On the radio today, as I came back to Portland from skiing, I heard, in succession, these stories:
1) an hourlong documentary on disappearing sea ice (climate change)
2) dispiriting news from Pakistan, in the wake of Benazir Bhutto's assassination last Thursday
3) a report on obesity, which is chasing AIDS as the chief killer in Africa.
It's easy to despair, to think that we're running this world on a deficit policy. But despair is probably a good thing, if we do more than sit around and cry. Hope, in these situations, is actually worse, because it leads to complacency, as we sit around and decide that others are fighting the good fight for us. If you're reading this blog, you're probably doing alright. Having the time to dedicate to endurance sports puts you in a pretty comfortable tax bracket. And I just signed a deal with a new, sweet triathlon team that's going to give me a good amount of support in 2008. That's going to give me more time to think about training, but it's also going to constantly remind me of how good I've got it, how lucky I am to have a functional body that will do what I want it to (I'm knocking on wood right now). I rode back from Moosehead with a good friend, and we kicked around some ideas for our Life Lists. Some of her highlights:
Volunteer in the Dominican Republic for two years
Learn how to play the piano
Become fluent in some foreign language
Go WWOOFing again (World Wide Opportunities for Organic Farms)
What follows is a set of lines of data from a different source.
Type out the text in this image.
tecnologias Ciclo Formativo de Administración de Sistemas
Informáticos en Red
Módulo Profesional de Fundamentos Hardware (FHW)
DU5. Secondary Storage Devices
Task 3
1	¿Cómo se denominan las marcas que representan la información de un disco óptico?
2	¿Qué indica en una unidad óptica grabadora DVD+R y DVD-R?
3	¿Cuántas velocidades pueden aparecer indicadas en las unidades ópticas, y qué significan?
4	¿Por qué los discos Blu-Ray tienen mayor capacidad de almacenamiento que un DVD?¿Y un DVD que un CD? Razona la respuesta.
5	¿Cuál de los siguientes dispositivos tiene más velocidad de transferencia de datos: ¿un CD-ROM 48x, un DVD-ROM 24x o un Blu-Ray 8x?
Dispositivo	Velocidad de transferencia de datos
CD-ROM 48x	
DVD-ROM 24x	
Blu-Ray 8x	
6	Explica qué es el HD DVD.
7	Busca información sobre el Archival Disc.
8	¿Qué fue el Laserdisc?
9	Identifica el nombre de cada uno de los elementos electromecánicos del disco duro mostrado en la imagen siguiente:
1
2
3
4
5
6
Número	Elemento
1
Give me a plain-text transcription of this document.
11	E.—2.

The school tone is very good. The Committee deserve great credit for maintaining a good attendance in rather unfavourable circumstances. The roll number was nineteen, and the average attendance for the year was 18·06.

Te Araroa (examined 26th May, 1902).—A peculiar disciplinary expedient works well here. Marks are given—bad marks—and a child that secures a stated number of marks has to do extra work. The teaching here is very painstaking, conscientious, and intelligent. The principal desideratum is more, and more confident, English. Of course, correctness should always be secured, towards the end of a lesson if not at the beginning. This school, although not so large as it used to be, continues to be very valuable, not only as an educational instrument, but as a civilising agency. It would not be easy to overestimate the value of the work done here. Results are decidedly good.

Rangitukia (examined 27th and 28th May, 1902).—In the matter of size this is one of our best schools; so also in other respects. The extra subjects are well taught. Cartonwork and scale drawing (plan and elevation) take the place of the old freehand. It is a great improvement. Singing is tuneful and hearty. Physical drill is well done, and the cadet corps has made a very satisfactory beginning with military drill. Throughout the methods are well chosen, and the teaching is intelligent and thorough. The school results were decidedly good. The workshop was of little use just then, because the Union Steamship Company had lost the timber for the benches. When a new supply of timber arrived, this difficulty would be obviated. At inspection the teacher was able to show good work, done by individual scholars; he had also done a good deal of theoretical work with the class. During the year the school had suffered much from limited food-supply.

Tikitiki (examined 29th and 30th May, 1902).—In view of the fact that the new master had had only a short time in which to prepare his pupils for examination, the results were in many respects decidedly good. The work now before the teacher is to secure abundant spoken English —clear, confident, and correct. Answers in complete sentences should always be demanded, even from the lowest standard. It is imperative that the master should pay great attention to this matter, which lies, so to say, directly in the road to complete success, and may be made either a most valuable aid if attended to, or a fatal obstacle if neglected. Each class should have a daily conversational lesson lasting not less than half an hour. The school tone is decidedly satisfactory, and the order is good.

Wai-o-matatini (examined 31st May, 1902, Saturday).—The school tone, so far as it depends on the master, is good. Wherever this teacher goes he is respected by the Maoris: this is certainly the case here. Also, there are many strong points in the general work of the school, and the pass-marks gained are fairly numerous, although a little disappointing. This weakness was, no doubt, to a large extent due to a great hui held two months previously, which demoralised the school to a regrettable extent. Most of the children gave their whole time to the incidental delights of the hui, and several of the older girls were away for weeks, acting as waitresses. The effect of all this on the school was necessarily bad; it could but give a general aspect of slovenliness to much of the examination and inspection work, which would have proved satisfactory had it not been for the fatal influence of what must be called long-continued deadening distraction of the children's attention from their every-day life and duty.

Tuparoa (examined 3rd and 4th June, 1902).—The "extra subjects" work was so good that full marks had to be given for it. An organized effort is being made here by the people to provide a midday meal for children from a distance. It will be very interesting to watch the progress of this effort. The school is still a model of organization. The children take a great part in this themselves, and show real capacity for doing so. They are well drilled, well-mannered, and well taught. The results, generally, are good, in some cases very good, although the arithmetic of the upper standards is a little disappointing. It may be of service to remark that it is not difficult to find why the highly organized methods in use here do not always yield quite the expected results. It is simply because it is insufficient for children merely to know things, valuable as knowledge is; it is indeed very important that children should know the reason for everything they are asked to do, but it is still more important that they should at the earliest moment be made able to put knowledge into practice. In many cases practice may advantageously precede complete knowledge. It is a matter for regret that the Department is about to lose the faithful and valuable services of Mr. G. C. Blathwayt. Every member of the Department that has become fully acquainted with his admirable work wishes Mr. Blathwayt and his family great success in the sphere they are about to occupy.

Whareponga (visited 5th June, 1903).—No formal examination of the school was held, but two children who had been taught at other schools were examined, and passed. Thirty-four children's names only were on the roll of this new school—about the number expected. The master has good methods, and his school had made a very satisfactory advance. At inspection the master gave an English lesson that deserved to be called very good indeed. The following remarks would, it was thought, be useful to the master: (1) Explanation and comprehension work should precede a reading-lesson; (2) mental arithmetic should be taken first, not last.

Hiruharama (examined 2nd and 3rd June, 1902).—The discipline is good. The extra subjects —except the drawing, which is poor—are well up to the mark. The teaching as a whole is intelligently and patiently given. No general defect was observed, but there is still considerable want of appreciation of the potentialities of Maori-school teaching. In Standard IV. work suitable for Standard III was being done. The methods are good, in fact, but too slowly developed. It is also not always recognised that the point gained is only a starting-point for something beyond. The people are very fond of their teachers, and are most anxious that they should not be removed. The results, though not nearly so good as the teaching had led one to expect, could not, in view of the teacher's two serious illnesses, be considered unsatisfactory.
Up near the top of mine were:
Start a writing/tutoring center for city kids who don't have the resources of my students in Vermont
Top Ten Hawaii Ironman and 70.3 World Champs
Learn how to play the piano
Stop climate change
Yeah, idealistic, but isn't this the time of year for idealism? Last night, instead of going out to bars and getting wasted and watching a silver ball slide do a pole dance almost 400 miles away, I went sledding with a bunch of people I used to work with at The Chewonki Foundation. We still hoisted a glass at midnight, and I'm still feeling happy today to see the holiday party season go its merry way for a year, but the gathering felt different, felt the way the world might, if playtime were a daily reality for everyone in the world.